It was the news everyone was expecting, and dreading, but on Wednesday afternoon, Premier Doug Ford and Minister of Education Stephen Lecce announced that Ontario’s school children will not be returning to classrooms until September. According to Ford, the growing number of variants and not enough vaccinated teachers and students makes the risks too high even though many in public health have said the opposite.
“Today, I have to announce that schools will not be returning for in class learning until the fall,” Ford said in a press conference streamed from Queen’s Park. “I know this is very difficult news, it was a hard choice to make, but I will not, and I repeat, will not take unnecessary risks with our children right now.”
Last week Ford reached out to 50 different scientists, doctors, and educators for advise about whether or not schools should be re-opened for the last couple of weeks of the 2020/2021 school year. Ford said he wanted consensus on a direction, and even though the majority of responses pushed for re-open, Ford said we was driven by concern about the implications of re-opening schools.
“We know that some of the variants we’re fighting right now are more dangerous for children, it can make younger people very sick, and we also know that until we get more students and teachers vaccinated, outdoor activities are the safest right down,” Ford said. “So we will focus on getting kids outside, getting them to summer camps, day camps and sports outdoor activities as soon as possible. We know these activities are critical to the mental and physical well-being of our kids.”
According to Ford, he was heeding the advice of science table co-chair Dr. Adalsteinn Brown who said that re-opening schools could lead to an increase of six to 11 per cent in the number of new daily COVID-19 cases. The growing prevalence of the B.1.617.2 variant, plus, according to Ford, the continued porousness of the Canadian border, made keeping schools closed the preferred option.
“The one constant in this pandemic has been that we have always erred on the side of caution, caution for our students, their families, and the staff within our schools, caution for every family in this province,” said Lecce. “By remaining cautious and vigilant, we protect our summer, we protect September, and we provide stability and routine to children who have faced dramatic disruption due to this global pandemic.”
During a Q&A with the media, Ford was hammered with questions about why other provinces can re-open schools, and whether he was prioritizing the economy over education. Ford explained that the issues in Ontario were unique because of two million total students in schools, and a population of 15 million people. He also passed the buck to the Federal government.

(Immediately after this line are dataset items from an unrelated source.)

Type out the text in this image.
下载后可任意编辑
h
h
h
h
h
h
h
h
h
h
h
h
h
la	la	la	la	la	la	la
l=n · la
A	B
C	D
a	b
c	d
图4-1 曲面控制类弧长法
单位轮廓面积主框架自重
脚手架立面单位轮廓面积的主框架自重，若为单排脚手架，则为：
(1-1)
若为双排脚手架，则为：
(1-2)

“The thing that’s frustrating to myself as premier is that this could have been avoided. We have to make the tough decisions because the Federal government refuses, absolutely refuses, to tighten up the borders,” Ford said. “There were 134,000 people coming across our land borders in one week last week, and that’s where we saw the jump. So we need to tighten up the borders, and we need to get to stage one and let the kids have a great summer and get ready for September.”
According to Public Health Ontario, less than 50 of the confirmed COVID-19 cases last week in Ontario we’re connected to travel
Ford said that the government was following the best advice of all public health professionals, that indoors is bad but outdoors is good. To that end, Ford gave Ontario schools the greenlight to hold in-person graduation ceremonies so long as they’re outdoors. A small concession to the kids to allow them to interact with their peers before the end of the school year.
“I want schools to host in-person outdoor graduations, events, and other opportunities for you to meet with your friends and reconnect outside before the end of the year,” Ford told the kids. “We’ll be working with school boards and health officials to make sure we can have outdoor graduation ceremonies for all students, in all grades this summer, rather than just grades eight and 12. It should be for all students.”
As an amuse-bouche following the news about schools, Ford suggested that the re-opening framework could begin in advance of the previously established June 14 commencement of phase one.
“Right now, we’re waiting for Dr. Williams and his team to tell us when we may be ready to do so because I know it’s very important for people in Ontario to get to step one, and the get to step two, as soon as it’s safe to do so,” Ford said. “We want to ensure that we enter into the road map to get kids outside playing team sports, going to day camps, enjoying organized activities this summer, and hanging around with their friends. That’s what we want to get to.”